Force feeding a person who has voluntarily stopped taking any nutrition creates doubts among physicians. The dilemma is whether to respect the patient’s wishes and let the situation take its own course or to give parenteral nutrition to the patient against his wishes and save his life. The declaration of Geneva states that health of the patient should be the first consideration of the doctor. Thus, according to it, the doctor should proceed to force feed him against his wishes.

However, many feel that the doctor’s action should be guided by the Declaration of Tokyo adopted by the 29th World Medical Association in October 1975. Clause V reads: “Where a prisoner refuses nourishment and is considered by the doctor as capable of forming unimpaired and rational judgment concerning the consequences of such a voluntary refusal of nourishment, he or she should not be fed artificially. The decision as to the capacity of the prisoner to form such a judgment should be confirmed by at least one other independent doctor. The consequences of the refusal of nourishment shall be explained by the doctor to the prisoner”.

Care of Dying Patients in Hospital

Mills Mina et al in their paper describe a prospective study of 50 dying patients in the west of Scotland. The paper commences with the sentence: “Though most terminally ill patients indicate a preference to die at home…, more than 60% of all deaths occurred in an institution”. The conclusion is equally riveting. “Care of many dying patients observed in these hospitals was poor. We need to identify and implement practical steps to facilitate high quality care of the dying.”

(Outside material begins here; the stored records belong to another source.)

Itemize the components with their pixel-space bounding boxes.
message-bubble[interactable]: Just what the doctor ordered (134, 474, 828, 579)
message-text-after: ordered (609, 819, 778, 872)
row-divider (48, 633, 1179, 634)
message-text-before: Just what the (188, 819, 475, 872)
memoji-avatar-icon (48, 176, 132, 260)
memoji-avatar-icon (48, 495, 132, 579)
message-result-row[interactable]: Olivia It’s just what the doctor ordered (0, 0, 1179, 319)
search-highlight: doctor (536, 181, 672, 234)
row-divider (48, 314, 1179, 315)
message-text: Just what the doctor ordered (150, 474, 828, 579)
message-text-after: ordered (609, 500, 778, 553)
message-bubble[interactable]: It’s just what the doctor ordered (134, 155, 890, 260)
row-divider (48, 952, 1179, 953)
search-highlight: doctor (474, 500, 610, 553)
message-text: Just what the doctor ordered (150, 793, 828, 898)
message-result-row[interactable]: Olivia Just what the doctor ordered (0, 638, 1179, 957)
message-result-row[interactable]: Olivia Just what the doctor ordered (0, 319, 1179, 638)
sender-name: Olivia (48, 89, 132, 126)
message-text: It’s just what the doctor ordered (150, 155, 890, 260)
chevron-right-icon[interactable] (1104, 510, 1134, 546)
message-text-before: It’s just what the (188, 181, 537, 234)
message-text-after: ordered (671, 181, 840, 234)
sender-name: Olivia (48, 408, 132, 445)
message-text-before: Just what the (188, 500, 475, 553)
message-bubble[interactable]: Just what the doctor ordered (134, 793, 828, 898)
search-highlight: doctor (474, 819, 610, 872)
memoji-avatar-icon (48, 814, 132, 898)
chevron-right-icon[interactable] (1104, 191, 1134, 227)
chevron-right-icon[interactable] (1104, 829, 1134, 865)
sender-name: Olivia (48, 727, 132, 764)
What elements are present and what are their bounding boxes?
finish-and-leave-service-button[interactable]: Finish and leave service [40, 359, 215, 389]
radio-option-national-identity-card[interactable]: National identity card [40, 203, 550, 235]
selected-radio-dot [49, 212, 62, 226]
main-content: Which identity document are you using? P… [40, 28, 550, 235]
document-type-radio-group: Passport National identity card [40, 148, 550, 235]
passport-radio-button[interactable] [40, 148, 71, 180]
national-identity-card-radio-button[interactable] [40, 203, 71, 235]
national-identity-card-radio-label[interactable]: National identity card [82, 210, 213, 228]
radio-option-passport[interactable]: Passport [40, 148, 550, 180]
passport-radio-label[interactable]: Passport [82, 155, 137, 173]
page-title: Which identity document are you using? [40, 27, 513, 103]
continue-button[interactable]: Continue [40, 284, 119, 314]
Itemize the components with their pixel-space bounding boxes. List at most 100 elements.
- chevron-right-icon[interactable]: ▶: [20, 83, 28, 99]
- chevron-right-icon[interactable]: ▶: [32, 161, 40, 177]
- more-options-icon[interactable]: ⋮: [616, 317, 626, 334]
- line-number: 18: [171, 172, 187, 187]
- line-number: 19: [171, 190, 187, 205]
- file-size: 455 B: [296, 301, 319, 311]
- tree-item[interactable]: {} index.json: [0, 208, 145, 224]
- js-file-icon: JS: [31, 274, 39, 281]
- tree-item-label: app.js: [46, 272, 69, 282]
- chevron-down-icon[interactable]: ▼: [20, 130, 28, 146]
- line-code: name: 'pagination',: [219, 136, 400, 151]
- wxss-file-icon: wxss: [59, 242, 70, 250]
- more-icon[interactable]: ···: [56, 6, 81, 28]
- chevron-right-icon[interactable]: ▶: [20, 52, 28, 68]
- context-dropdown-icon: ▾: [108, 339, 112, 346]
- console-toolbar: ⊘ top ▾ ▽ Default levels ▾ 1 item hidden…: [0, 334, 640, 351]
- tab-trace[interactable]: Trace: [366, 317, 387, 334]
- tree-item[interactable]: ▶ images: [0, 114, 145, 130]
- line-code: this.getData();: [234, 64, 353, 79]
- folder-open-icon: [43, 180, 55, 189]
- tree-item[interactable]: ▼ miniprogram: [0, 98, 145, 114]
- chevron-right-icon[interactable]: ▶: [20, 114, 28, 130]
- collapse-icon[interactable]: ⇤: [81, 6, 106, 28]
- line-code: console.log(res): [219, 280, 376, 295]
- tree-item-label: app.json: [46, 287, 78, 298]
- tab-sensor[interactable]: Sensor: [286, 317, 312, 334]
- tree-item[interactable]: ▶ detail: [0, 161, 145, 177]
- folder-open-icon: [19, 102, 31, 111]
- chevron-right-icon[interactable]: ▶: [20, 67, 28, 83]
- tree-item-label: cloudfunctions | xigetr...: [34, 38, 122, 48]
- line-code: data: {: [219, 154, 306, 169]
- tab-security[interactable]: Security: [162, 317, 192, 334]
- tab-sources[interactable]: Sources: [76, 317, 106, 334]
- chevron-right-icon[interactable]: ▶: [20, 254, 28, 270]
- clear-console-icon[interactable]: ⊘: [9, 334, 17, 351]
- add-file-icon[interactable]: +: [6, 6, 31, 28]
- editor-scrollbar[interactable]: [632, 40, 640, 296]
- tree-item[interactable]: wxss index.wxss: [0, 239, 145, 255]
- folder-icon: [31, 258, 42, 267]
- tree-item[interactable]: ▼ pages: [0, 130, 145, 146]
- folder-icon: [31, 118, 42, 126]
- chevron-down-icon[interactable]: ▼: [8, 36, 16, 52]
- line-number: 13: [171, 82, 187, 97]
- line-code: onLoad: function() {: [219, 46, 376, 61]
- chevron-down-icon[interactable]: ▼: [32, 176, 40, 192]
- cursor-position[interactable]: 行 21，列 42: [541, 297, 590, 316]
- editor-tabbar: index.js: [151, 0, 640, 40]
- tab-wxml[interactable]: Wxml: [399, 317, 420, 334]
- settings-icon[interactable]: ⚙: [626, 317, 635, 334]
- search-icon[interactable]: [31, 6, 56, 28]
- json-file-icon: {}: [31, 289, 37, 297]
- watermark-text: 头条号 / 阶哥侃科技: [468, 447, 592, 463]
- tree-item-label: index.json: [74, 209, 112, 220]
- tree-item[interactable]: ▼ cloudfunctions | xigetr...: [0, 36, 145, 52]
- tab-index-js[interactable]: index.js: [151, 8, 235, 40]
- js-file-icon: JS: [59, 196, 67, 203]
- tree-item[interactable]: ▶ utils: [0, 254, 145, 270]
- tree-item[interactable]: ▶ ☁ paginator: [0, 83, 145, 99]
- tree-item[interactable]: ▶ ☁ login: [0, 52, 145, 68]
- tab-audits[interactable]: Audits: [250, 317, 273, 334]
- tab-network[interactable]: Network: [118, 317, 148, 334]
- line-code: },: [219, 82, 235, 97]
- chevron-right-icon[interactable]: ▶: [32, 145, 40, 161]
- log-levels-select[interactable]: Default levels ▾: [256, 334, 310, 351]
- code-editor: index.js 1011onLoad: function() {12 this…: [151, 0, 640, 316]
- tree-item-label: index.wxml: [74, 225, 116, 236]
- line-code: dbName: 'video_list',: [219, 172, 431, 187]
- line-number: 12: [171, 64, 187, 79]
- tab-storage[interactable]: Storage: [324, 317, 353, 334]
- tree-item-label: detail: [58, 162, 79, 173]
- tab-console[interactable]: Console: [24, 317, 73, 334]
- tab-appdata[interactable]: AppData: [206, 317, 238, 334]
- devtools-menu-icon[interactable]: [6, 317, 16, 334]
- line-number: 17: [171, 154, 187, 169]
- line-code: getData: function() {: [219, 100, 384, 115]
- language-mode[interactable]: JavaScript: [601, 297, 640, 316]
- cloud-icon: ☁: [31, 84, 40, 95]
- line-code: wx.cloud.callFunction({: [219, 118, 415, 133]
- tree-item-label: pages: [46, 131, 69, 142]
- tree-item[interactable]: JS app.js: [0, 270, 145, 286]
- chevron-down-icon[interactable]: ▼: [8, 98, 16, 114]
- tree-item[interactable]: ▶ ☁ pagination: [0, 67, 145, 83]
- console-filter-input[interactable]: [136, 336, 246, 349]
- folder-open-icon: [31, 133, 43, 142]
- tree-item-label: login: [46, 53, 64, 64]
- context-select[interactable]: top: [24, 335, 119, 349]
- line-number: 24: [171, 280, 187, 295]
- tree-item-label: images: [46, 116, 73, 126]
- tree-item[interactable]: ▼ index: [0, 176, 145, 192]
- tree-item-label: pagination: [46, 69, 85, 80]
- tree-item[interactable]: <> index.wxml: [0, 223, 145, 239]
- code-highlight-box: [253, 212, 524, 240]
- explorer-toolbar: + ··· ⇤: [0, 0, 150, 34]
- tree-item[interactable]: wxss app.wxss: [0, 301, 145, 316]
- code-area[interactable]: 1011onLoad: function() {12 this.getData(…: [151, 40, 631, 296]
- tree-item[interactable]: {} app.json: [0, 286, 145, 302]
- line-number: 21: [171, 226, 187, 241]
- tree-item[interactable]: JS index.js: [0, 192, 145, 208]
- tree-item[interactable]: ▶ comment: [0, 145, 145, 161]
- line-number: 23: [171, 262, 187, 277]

Thus a thought should be given to this problem. This, of course, is a foreign study and the situation might differ in India. But when the prognosis of the patient is fully known and there is no provision of “Mercy killing”, the patient should be discharged instead of continuing to extract large sums of money from the already aggrieved family till the end and even after. One should adopt the policy of, “Always treat the family, not just the patient”.

Second Opinions & Referal

It is the right of the patient to seek a second opinion whenever he desires, and it is the duty of the doctor to refer the patient to another colleague whenever the situation so demands. But, it is a known fact that doctors for sake of monetary gain or for fear of lowering their reputation, do not consider timely referrals and the case ends in a disaster. The patients also do not know the right to getting a second opinion. If a patient asks his treating doctor regarding it, he should honor the patient’s wish rather than take it as an inability to keep the faith, so vital to the contract. The doctors themselves should understand their limitations and should not go beyond their skills. They should lay for themselves some guidelines with respect to referral of patients and issuance of second opinions. These are some of the ethical principles that doctors caring for the critically ill should bear in mind. This will not only prevent litigation but also improve the quality of patient care.